Once people started to understand, I was told “I thought about inviting you, but there probably wouldn’t have been anything you could eat.” Or I would be told, “We were just getting together for birthday cake, and I know you can’t eat wheat.”
I went back to the doctor last week begging them to run the celiac test. I got the blood work done then and an abdominal sonogram today. I am praying that this is the answer. But even then, what does the diagnosis do? I noticed if I said to wait staff that I was on a gluten free diet, some would just roll their eyes. So I started to lie and tell people I was celiac just so that people will understand. This weekend, we went out to dinner at a steak restaurant and told the wait staff several times I was allergic to gluten and the rest of things I can’t have. My salad came out with croutons on it. I was nice and asked her for a new one and not just to take the croutons off. Then my steak came out with bread onion strips on it. I said the same thing. It is so frustrating!!! I just want to cry sometimes. I hate eating out because I can’t trust other people. Went to a Subway in a gas station one afternoon to splurge on a gluten free bread sandwich… the lady handled bread of the guy before me in line and then mine. I tried to talk to her about it and cross-contamination. She sat there and argued with me. I just walked out hungry.

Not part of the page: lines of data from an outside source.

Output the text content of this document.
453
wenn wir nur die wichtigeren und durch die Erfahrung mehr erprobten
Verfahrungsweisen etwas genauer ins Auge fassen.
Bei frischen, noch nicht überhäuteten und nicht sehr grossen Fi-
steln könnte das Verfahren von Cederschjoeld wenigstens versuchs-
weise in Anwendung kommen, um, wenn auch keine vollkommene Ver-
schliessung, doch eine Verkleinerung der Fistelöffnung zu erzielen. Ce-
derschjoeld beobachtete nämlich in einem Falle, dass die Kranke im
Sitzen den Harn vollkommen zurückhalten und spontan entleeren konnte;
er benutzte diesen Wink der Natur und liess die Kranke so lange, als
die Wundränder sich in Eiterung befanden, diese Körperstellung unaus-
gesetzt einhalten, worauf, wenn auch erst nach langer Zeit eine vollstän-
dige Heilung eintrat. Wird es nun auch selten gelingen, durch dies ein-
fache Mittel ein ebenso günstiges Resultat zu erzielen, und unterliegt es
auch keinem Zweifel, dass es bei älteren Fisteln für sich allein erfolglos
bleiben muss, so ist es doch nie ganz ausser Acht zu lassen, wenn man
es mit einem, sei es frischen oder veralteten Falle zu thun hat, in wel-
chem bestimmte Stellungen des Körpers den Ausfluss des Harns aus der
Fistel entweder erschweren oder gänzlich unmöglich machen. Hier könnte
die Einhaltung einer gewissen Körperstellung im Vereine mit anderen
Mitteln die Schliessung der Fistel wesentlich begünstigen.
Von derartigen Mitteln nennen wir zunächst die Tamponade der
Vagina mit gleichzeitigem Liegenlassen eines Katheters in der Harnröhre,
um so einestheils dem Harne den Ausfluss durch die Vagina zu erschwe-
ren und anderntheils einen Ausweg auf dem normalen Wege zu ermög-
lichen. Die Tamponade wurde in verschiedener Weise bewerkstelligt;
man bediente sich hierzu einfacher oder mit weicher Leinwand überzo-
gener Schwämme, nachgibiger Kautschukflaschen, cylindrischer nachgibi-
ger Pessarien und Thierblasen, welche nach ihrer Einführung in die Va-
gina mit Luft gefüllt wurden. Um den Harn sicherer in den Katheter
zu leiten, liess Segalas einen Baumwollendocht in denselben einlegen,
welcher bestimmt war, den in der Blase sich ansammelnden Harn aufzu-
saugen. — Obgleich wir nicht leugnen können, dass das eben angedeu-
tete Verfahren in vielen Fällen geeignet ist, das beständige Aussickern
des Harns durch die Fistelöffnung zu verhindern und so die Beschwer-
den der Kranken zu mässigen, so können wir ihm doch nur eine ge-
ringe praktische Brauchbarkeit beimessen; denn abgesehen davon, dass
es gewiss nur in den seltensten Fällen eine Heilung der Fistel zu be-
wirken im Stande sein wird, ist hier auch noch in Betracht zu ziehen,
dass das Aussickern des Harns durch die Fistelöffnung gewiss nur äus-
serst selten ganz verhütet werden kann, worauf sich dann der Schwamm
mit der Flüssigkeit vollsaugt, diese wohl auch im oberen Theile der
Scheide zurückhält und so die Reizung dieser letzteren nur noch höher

I’m so tired of being hungry!!!
I’m currently in college, and my class sizes are very small (this particular class has 11 people). Everybody knows what’s going on in everybody else’s life, and Celiac has been a topic of great discussion since the professor announced a potluck to celebrate the end of semester.
I brought myself some K-Toots Cookies… the good vanilla oreo ones. Delicious but holy crap, how does a company justify charging that much for a tiny package of cookies?
Anyway, the group had cookies and cakes and nanaimo bars and 3 types of pizza, and all sorts of delicious, gluten-filled snacks. I had my cookies. I was fine with my cookies. I went to the bathroom and someone who knew full well that I can’t eat anything cross contaminated, put a huge double chocolate muffin on my plate. On top of my cookies. She tried to play it off as a mistake, but everyone knew she did it intentionally – she and I have never gotten along and she knew full well that I would be unable to eat that food.